Facebook ads are a high stakes game when you are in KU. When you are running a monthly blast campaign you might have a 5-day window on your freebie or a 7-day one on your 99c KCD to get your campaign up-and-running, serving properly, delivering clicks cheaply enough, to the right readers, and scaled up to a level which is a difference maker – oh and all that while returning a profit too. Not always easy, that’s for sure.

But when you are wide, you have one crucial advantage: time.

Your book isn’t free for five days, it’s free forever, so you can spend time optimizing the hell out of your ads and finessing your targeting and getting those CPCs down super-cheap. Tracking is often a problem with blast campaigns – you have so much going on that it’s hard to know what’s delivering sales and what isn’t – but with lower level drip campaigns you can often just eyeball your sales graph and see what’s doing the business for you. Switch one ad on and another ad off, and see what that does to your downloads, without fretting that you have wasted one of your five days.

Which is handy because you will be engaging in micro-targeted campaigns now, both on Facebook and on BookBub’s CPM platform. Instead of a big US-only campaign focusing exclusively on Kindle owners, you will be searching out cheaper-to-reach pockets of readers all over the world – like Kobo owners in Canada or iBooks users in Australia. And these guys are less saturated with deals too, meaning you can often flog them full price books! It’s a totally different ball game.

Ask The Right Question

The question people always ask themselves is should I go wide, or be exclusive. There isn’t one answer which works for everyone, and there never has been. You need to experiment and find out what is best for you and your books.

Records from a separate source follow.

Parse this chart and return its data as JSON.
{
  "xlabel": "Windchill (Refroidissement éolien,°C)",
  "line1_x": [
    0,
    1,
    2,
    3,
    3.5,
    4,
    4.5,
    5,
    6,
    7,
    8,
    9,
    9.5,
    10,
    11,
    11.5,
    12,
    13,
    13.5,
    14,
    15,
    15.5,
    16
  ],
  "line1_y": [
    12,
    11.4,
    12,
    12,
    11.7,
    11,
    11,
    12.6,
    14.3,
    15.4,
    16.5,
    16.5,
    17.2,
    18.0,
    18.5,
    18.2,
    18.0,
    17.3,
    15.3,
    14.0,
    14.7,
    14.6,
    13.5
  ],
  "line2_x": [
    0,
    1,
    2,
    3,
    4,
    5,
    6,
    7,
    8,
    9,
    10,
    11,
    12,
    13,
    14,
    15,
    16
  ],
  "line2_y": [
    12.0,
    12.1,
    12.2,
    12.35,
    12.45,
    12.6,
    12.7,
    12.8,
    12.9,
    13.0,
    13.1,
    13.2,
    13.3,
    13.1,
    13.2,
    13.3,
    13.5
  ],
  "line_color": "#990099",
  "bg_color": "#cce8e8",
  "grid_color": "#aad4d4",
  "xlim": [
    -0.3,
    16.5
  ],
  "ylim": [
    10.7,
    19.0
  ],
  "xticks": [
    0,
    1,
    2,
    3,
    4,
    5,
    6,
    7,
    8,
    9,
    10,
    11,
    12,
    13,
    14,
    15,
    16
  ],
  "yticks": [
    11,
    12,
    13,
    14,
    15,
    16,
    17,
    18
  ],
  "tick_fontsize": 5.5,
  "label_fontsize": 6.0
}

The problem is that most people don’t experiment properly. Maybe they take a drip approach when in KU, or aren’t aggressive enough with pricing and marketing. Perhaps they take a blast approach when wide, but are getting steamrollered by Countdown deals earning twice the royalties. Or worst of all, they enter KU, or roll the books out wide thinking their work will magically get discovered.

That never happens.

Whatever you decide to do with your books, try and execute some plan to find readers on that platform. And if you are considering going wide with books that have been in KU, it’s time to change your focus from big monthly campaigns to regular drip campaigns. It’s time to get more aggressive about getting people on to your list (and keeping them). It’s time to switch from short-term PPC campaigns focused on the US market, to ongoing lower-budget campaigns focusing on other retailers and territories.

And it’s time to start thinking about how you can woo those retailers.